Entities change over time, and while information about entity change is contained in knowledge graphs (KGs), it is often not stated explicitly. This makes KGs less useful for investigating entities over time, or downstream tasks such as historical entity linking. In this paper, we present an approach and experiments that make explicit entity change in Wikidata. Our contributions are a mapping between an existing change ontology and Wikidata properties to identify types of change, and a dataset of entities with explicit evolution information and analytics on this dataset.

2024

Named entity recognition (NER) on historical texts is beneficial for the field of digital humanities, as it allows to easily search for the names of people, places and other entities in digitised archives. While the task of historical NER in different languages has been gaining popularity in recent years, Dutch historical NER remains an underexplored topic. Using a recently released historical dataset from the Dutch Language Institute, we train three BERT-based models and analyse the errors to identify main challenges. All three models outperform a contemporary multilingual baseline by a large margin on historical test data.

2021

Entity disambiguation (ED) is the last step of entity linking (EL), when candidate entities are reranked according to the context they appear in.

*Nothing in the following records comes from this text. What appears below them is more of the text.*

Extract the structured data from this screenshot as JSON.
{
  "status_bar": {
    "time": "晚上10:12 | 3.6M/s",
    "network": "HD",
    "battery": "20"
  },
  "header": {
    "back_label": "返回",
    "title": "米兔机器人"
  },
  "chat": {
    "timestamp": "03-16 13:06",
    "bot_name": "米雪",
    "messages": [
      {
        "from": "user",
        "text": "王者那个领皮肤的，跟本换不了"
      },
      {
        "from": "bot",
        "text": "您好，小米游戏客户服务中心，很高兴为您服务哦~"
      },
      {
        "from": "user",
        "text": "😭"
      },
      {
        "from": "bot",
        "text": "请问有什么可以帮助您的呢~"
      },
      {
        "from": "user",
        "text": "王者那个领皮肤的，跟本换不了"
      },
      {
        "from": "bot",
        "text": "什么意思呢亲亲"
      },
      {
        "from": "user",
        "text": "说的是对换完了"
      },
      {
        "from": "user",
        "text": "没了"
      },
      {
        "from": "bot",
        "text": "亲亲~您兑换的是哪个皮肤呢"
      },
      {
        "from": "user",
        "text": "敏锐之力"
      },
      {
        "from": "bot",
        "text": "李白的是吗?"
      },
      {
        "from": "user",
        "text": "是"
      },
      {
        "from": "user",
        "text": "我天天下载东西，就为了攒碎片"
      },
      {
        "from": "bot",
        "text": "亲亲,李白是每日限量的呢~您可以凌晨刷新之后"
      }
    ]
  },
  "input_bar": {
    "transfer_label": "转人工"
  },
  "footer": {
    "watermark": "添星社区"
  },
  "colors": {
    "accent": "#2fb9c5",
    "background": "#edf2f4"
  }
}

All datasets for training and evaluating models for EL consist of convenience samples, such as news articles and tweets, that propagate the prior probability bias of the entity distribution towards more frequently occurring entities. It was shown that the performance of the EL systems on such datasets is overestimated since it is possible to obtain higher accuracy scores by merely learning the prior. To provide a more adequate evaluation benchmark, we introduce the ShadowLink dataset, which includes 16K short text snippets annotated with entity mentions. We evaluate and report the performance of popular EL systems on the ShadowLink benchmark. The results show a considerable difference in accuracy between more and less common entities for all of the EL systems under evaluation, demonstrating the effect of prior probability bias and entity overshadowing.